West Virginia v. EPA: Supreme Court Attacks Life on Earth, Again

Last week, in the Dobbs v. Jackson ruling, the Supreme Court ripped the fundamental human right of abortion away from millions of people throughout the United States. Yesterday, in West Virginia v. EPA, it limited the power of the Environmental Protection Agency (EPA) to enforce the Clean Air Act. It did this by removing the power of the EPA to enforce regulations not explicitly approved by Congress; regulations which were already not nearly enough to protect our environment from the destruction caused by the capitalist pursuit of profit.

Yesterday’s ruling strikes down the EPA’s ability to force power plants to either reduce their carbon emissions or fund a shift to renewable energy. To have this authority, according to the ruling, the EPA must have “clear congressional authorization” for any actions that it takes. This despite the fact that the Clean Air Act, which was passed in Congress, explicitly empowers the EPA to devise the “best system of emission reduction.” This means that at least for the next few years, during an environmental turning point for our Earth and all of humanity, the EPA has lost much of its power to regulate or limit the emissions of carbon into the atmosphere.

Given that we know rising carbon dioxide is a leading driver of climate change, this is a clear attack on our future. Already the U.S. was failing to reach Biden’s climate targets to halve its emissions by 2030 and reach carbon neutrality by 2050. Hindering the EPA’s ability to regulate power plant emissions directly contradicts these goals. Now is the time to use every tool we can in the fight to save our planet, not relax restrictions on big polluters.

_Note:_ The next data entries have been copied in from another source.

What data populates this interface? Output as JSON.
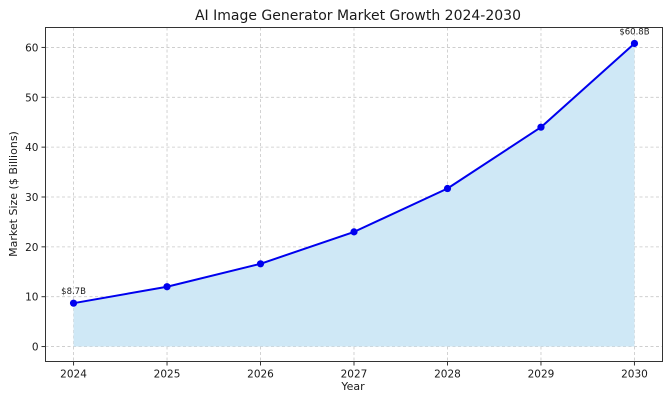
{
  "chart_data": {
    "type": "line",
    "title": "AI Image Generator Market Growth 2024-2030",
    "xlabel": "Year",
    "ylabel": "Market Size ($ Billions)",
    "categories": [
      "2024",
      "2025",
      "2026",
      "2027",
      "2028",
      "2029",
      "2030"
    ],
    "x": [
      2024,
      2025,
      2026,
      2027,
      2028,
      2029,
      2030
    ],
    "series": [
      {
        "name": "Market Size",
        "values": [
          8.7,
          12.0,
          16.6,
          23.0,
          31.7,
          44.0,
          60.8
        ],
        "color": "#0000ee",
        "marker": "circle",
        "fill": "#cfe8f6"
      }
    ],
    "annotations": [
      {
        "x": 2024,
        "y": 8.7,
        "text": "$8.7B"
      },
      {
        "x": 2030,
        "y": 60.8,
        "text": "$60.8B"
      }
    ],
    "yticks": [
      0,
      10,
      20,
      30,
      40,
      50,
      60
    ],
    "xticks": [
      "2024",
      "2025",
      "2026",
      "2027",
      "2028",
      "2029",
      "2030"
    ],
    "ylim": [
      -3,
      64
    ],
    "xlim": [
      2023.7,
      2030.3
    ],
    "grid": true,
    "legend": null,
    "colors": {
      "line": "#0000ee",
      "fill": "#cfe8f6",
      "grid": "#c8c8c8",
      "frame": "#333333"
    }
  }
}
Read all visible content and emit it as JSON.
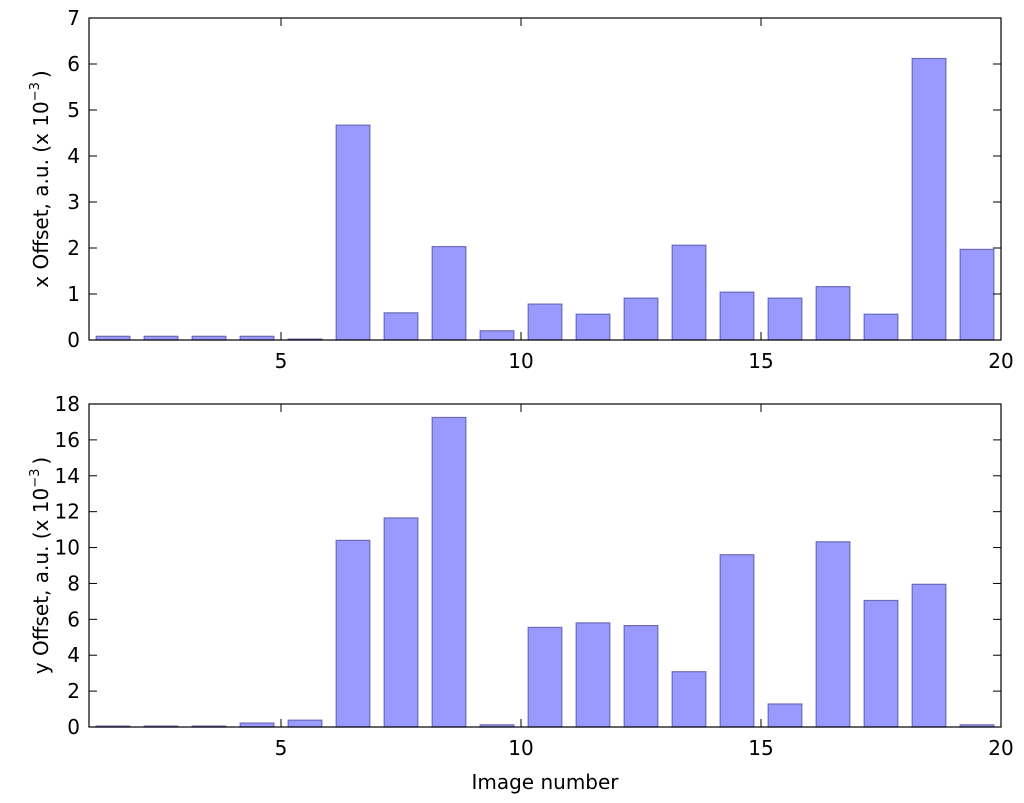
{
  "chart_data": [
    {
      "type": "bar",
      "ylabel": "x Offset, a.u. (x 10",
      "ylabel_exponent": "−3",
      "ylabel_suffix": ")",
      "xlabel": "",
      "x": [
        1.5,
        2.5,
        3.5,
        4.5,
        5.5,
        6.5,
        7.5,
        8.5,
        9.5,
        10.5,
        11.5,
        12.5,
        13.5,
        14.5,
        15.5,
        16.5,
        17.5,
        18.5,
        19.5
      ],
      "values": [
        0.08,
        0.08,
        0.08,
        0.08,
        0.02,
        4.67,
        0.59,
        2.03,
        0.2,
        0.78,
        0.56,
        0.91,
        2.06,
        1.04,
        0.91,
        1.16,
        0.56,
        6.12,
        1.97
      ],
      "bar_width": 0.7,
      "xlim": [
        1,
        20
      ],
      "ylim": [
        0,
        7
      ],
      "xticks": [
        5,
        10,
        15,
        20
      ],
      "yticks": [
        0,
        1,
        2,
        3,
        4,
        5,
        6,
        7
      ],
      "bar_color": "#9999ff",
      "edge_color": "#6b6bb8"
    },
    {
      "type": "bar",
      "ylabel": "y Offset, a.u. (x 10",
      "ylabel_exponent": "−3",
      "ylabel_suffix": ")",
      "xlabel": "Image number",
      "x": [
        1.5,
        2.5,
        3.5,
        4.5,
        5.5,
        6.5,
        7.5,
        8.5,
        9.5,
        10.5,
        11.5,
        12.5,
        13.5,
        14.5,
        15.5,
        16.5,
        17.5,
        18.5,
        19.5
      ],
      "values": [
        0.05,
        0.05,
        0.05,
        0.22,
        0.38,
        10.4,
        11.65,
        17.25,
        0.12,
        5.55,
        5.8,
        5.65,
        3.08,
        9.6,
        1.28,
        10.32,
        7.05,
        7.95,
        0.12
      ],
      "bar_width": 0.7,
      "xlim": [
        1,
        20
      ],
      "ylim": [
        0,
        18
      ],
      "xticks": [
        5,
        10,
        15,
        20
      ],
      "yticks": [
        0,
        2,
        4,
        6,
        8,
        10,
        12,
        14,
        16,
        18
      ],
      "bar_color": "#9999ff",
      "edge_color": "#6b6bb8"
    }
  ]
}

In addition to contributing to the existential threat of climate change, failing to moderate power plant emissions will also have direct effects on the communities where such plants are located. Poor air quality in these areas can lead to asthma, lung cancer, and other diseases, making this decision not only an attack on the environment but a public health disaster.

This ruling also has implications for other government bureaucracies that are generally hated by many right-wing conservatives. For example, what if the Occupational Safety and Health Administration (OSHA) crafts new rules to limit the chemicals that factory workers or miners breathe while on the job? If the Supreme Court follows the logic it just laid out in the West Virginia ruling, it could also say that OSHA cannot create or implement new safety standards without “clear congressional authorization.” What will happen when the Securities and Exchange Commission (SEC) actually tries to prosecute a one-percenter for insider trading? Potentially, this ruling and similar ones to follow will make it literally impossible for government agencies to do exactly what they were created to do.

Just like in the Dobbs ruling, the West Virginia ruling is a case study in how the well-financed reactionary right wing has organized itself to dominate our lives, and how the Supreme Court and entire judiciary are dominated by the same One Percent who run the rest of our political-economic system. For decades, billionaire capitalists, from the infamous Koch family to the Mellon family to Chevron and other major oil and coal companies, have spent tens of millions financing the careers of politicians who fight so-called “burdensome” regulations that keep them from enriching themselves even further. These politicians then nominate and confirm judges and justices who are friendly to their interests. But these same one-percenters also finance numerous right-wing legal advocacy groups like the Federalist Society, the Judicial Crisis Network, the Concord Fund, and CRC Advisors, which not only groom right-wing justices, but also sue the government whenever and wherever they can.

Over the decades, starting in the 1980s and culminating in Trump’s appointment of nearly 200 judges and justices promoted by these organizations, these groups have worked together in what one former Justice Department official and critic called a “pincer movement” in which “they are teeing up the attorneys to bring the litigation before the same judges that they handpicked.” In other words, these networks of money have shaped the political system and both sides of the legal system to guarantee that for decades to come they will dominate not only U.S. courts, but many other elements of the state and our society as well.

Some might want to look back with longing at a time when so-called liberal justices appointed by the Democrats were more influential in the courts. And, of course, past periods might look better compared with the cruel and blatantly undemocratic rulings being handed down these past weeks. But in many earlier Supreme Court cases and in many earlier moments of political progress, it was not the party affiliation of the politicians in question that mattered. What mattered most was the popular upsurge forcing politicians to take action, or forcefully telling Supreme Court Justices how they should vote to avoid an even greater upsurge.

Roe v. Wade was decided while a Republican was in the White House and with a court divided between Republican and Democratic nominees. The decision was made under pressure from a large and growing women’s movement that had been active for more than a decade. The existence of the Environmental Protection Agency was actually signed into law by a Republican president, but only two months after millions of people marched in the first ever Earth Day celebrations, and after nearly a decade of organizing by millions for the protection of the environment.

The Supreme Court today fears no retribution for its actions. There aren’t millions marching in the United States for women’s reproductive rights, nor are there millions marching to stop carbon emissions… yet. The six reactionary Justices know this. Whether it’s the right to make decisions about our own bodies, or the right to stop the One Percent from destroying life on our planet, we are the only ones who will turn this around and defend ourselves.